『小森生活向上クラブ』レビュー

【STORY】
会社でも家庭でも、うだつの上がらない小森正一。ある日、痴漢でっち上げ常習犯の女を、駅のホームから線路へ突き落としてしまう。その日以来、小森は別人のように生き生きとし始め仕事も家庭生活も絶好調。
そして部下を引き連れて同盟を結成し、次々と社会の悪に報復していく。
【レビュー】
自分の正義に目覚めたサラリーマンによるブラックコメディ。原作は 室積光。
意外にも映画初主演の古田新太、共演は『バトルロワイアル』『キル・ビル』の栗山千明>、『バトルロワイアル2』の忍成修吾。佐野史郎、豊原功輔も脇を固めている。また、出番は少ないが小森の息子役に『ひぐらしのなく頃に』の前田公輝もいて、キャストの幅は広い。
のっけからかなり軽快な音楽が鳴り響き、期待感は膨らむ。かと思えば元気のないサラリーマンの日常が描かれテンションはかなりダウン。しかし、全てのきっかけとなった勘違い迷惑女を線路に蹴り飛ばすシーン以降、活力も精力も満たされていく、という流れ。ゆえに中年カップルの性描写もあるが、萎えるというよりは苦笑いの範疇。

一度境界を超えてからは早いもので、非合法な場所で銃を買い込み、マーロン・ブロンドを気取りつつ?ひたすら練習(発砲ではなくホルスターから抜く)。
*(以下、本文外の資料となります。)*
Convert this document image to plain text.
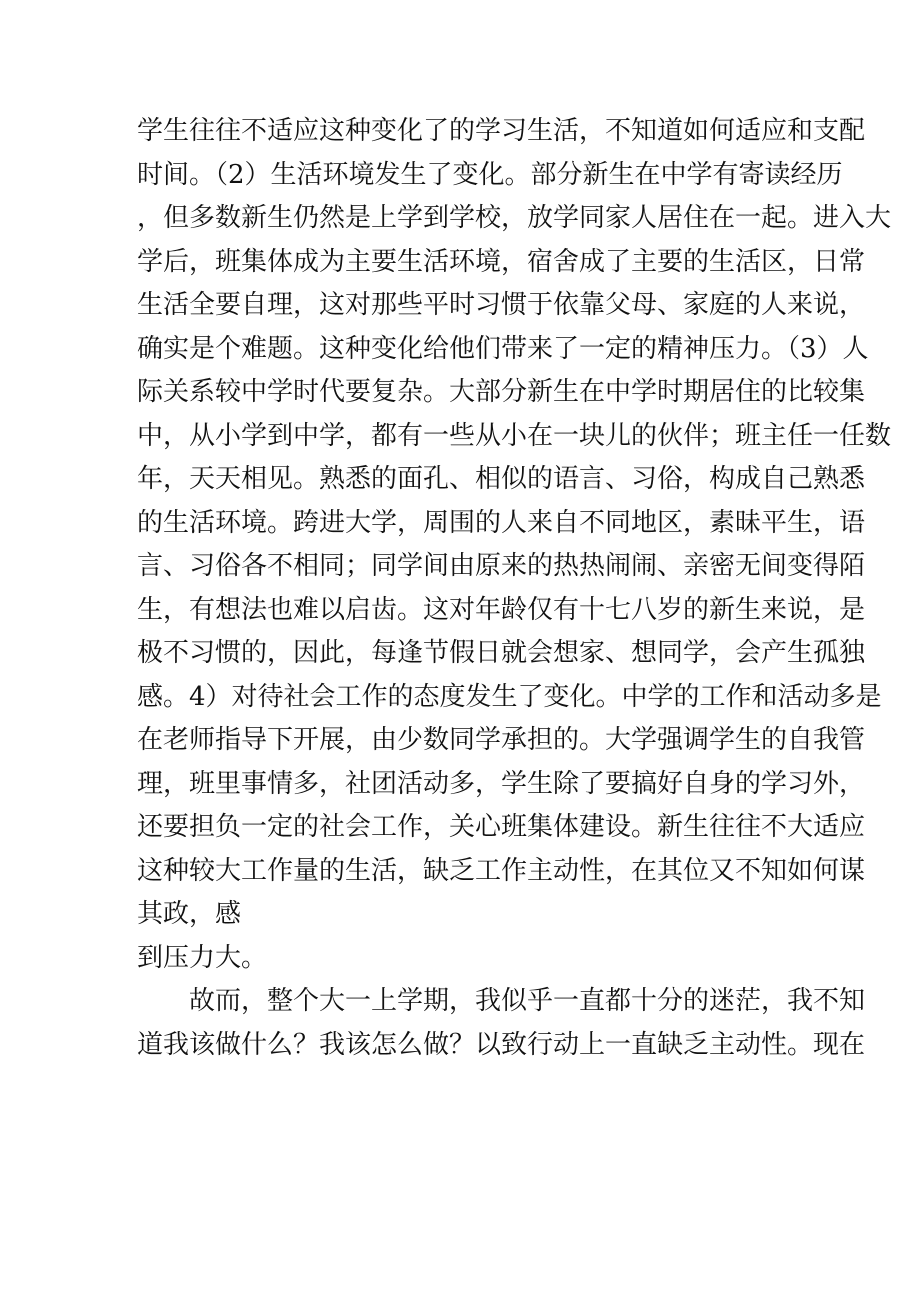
学生往往不适应这种变化了的学习生活，不知道如何适应和支配
时间。（2）生活环境发生了变化。部分新生在中学有寄读经历
，但多数新生仍然是上学到学校，放学同家人居住在一起。进入大
学后，班集体成为主要生活环境，宿舍成了主要的生活区，日常
生活全要自理，这对那些平时习惯于依靠父母、家庭的人来说，
确实是个难题。这种变化给他们带来了一定的精神压力。（3）人
际关系较中学时代要复杂。大部分新生在中学时期居住的比较集
中，从小学到中学，都有一些从小在一块儿的伙伴；班主任一任数
年，天天相见。熟悉的面孔、相似的语言、习俗，构成自己熟悉
的生活环境。跨进大学，周围的人来自不同地区，素昧平生，语
言、习俗各不相同；同学间由原来的热热闹闹、亲密无间变得陌
生，有想法也难以启齿。这对年龄仅有十七八岁的新生来说，是
极不习惯的，因此，每逢节假日就会想家、想同学，会产生孤独
感。4）对待社会工作的态度发生了变化。中学的工作和活动多是
在老师指导下开展，由少数同学承担的。大学强调学生的自我管
理，班里事情多，社团活动多，学生除了要搞好自身的学习外，
还要担负一定的社会工作，关心班集体建设。新生往往不大适应
这种较大工作量的生活，缺乏工作主动性，在其位又不知如何谋
其政，感
到压力大。
故而，整个大一上学期，我似乎一直都十分的迷茫，我不知
道我该做什么？我该怎么做？以致行动上一直缺乏主动性。现在
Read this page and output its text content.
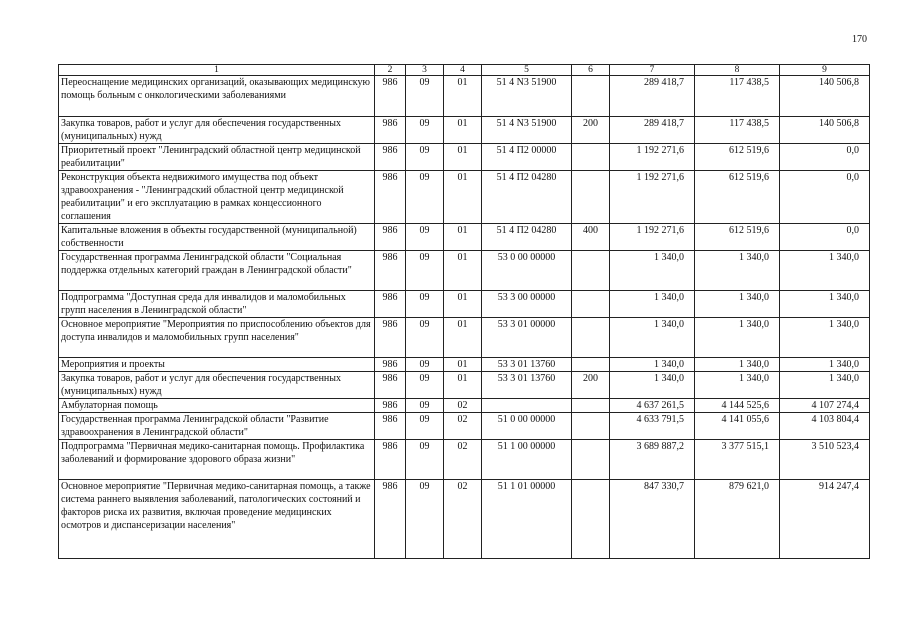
170
1	2	3	4	5	6	7	8	9
Переоснащение медицинских организаций, оказывающих медицинскую помощь больным с онкологическими заболеваниями	986	09	01	51 4 N3 51900		289 418,7	117 438,5	140 506,8
Закупка товаров, работ и услуг для обеспечения государственных (муниципальных) нужд	986	09	01	51 4 N3 51900	200	289 418,7	117 438,5	140 506,8
Приоритетный проект "Ленинградский областной центр медицинской реабилитации"	986	09	01	51 4 П2 00000		1 192 271,6	612 519,6	0,0
Реконструкция объекта недвижимого имущества под объект здравоохранения - "Ленинградский областной центр медицинской реабилитации" и его эксплуатацию в рамках концессионного соглашения	986	09	01	51 4 П2 04280		1 192 271,6	612 519,6	0,0
Капитальные вложения в объекты государственной (муниципальной) собственности	986	09	01	51 4 П2 04280	400	1 192 271,6	612 519,6	0,0
Государственная программа Ленинградской области "Социальная поддержка отдельных категорий граждан в Ленинградской области"	986	09	01	53 0 00 00000		1 340,0	1 340,0	1 340,0
Подпрограмма "Доступная среда для инвалидов и маломобильных групп населения в Ленинградской области"	986	09	01	53 3 00 00000		1 340,0	1 340,0	1 340,0
Основное мероприятие "Мероприятия по приспособлению объектов для доступа инвалидов и маломобильных групп населения"	986	09	01	53 3 01 00000		1 340,0	1 340,0	1 340,0
Мероприятия и проекты	986	09	01	53 3 01 13760		1 340,0	1 340,0	1 340,0
Закупка товаров, работ и услуг для обеспечения государственных (муниципальных) нужд	986	09	01	53 3 01 13760	200	1 340,0	1 340,0	1 340,0
Амбулаторная помощь	986	09	02			4 637 261,5	4 144 525,6	4 107 274,4
Государственная программа Ленинградской области "Развитие здравоохранения в Ленинградской области"	986	09	02	51 0 00 00000		4 633 791,5	4 141 055,6	4 103 804,4
Подпрограмма "Первичная медико-санитарная помощь. Профилактика заболеваний и формирование здорового образа жизни"	986	09	02	51 1 00 00000		3 689 887,2	3 377 515,1	3 510 523,4
Основное мероприятие "Первичная медико-санитарная помощь, а также система раннего выявления заболеваний, патологических состояний и факторов риска их развития, включая проведение медицинских осмотров и диспансеризации населения"	986	09	02	51 1 01 00000		847 330,7	879 621,0	914 247,4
しかし、40年近くを常識人として生きてきたためか、葛藤もちらほら垣間見える。言うことを聞かない部下・北沢(忍成)の眉間に出社一番で弾丸を撃ち込んだと思ったらそれは想像だったり、という具合。
家庭も社会的地位もあるので、いきなり2重生活上等な殺し屋風情になられても困るけれども、こういう題材の映画ならもっと突き抜けてほしい感もあった。
お金を騙し取られた北沢を連れて、新宿のボッタクリバーの連中を皆殺しにするワンカットシーンを始め、映像には拘りが見られる。通常の会話シーンも漫画の吹き出しみたいにされている箇所もあり、コミカルだった。
中盤以降、小森を会長としたKSCが発足するのだが、組織(笑)増員の要となっているのは部下の静枝(栗山千明)。

やはり彼女は殺伐とした作品に癒しを与える役よりは、より暴力を加速する役がよく似合う。多くの男と関係を持ち(描写は北沢とだけ)、組織に引き込んでいく魔性さは流石。小森の理念に共感しイメチェンをしたとあったが、元々男を手玉に取れるルックスだったならあまり意味はなかったかも。
当の本人である小森が置いてきぼりにされ、周りの人間がどんどん熱くなっていく様は本末転倒な気もしたが、それも含めて面白く描かれている。
最初はこの作品の見所は残酷な描写オンリーだと思っていたが、それ以外の部分も割りと楽しめた。キリスト(風)の男や変な外人まで登場する小森の心理描写など変てこなシーンもあったが、全体的には邦画として悪くない作品だった。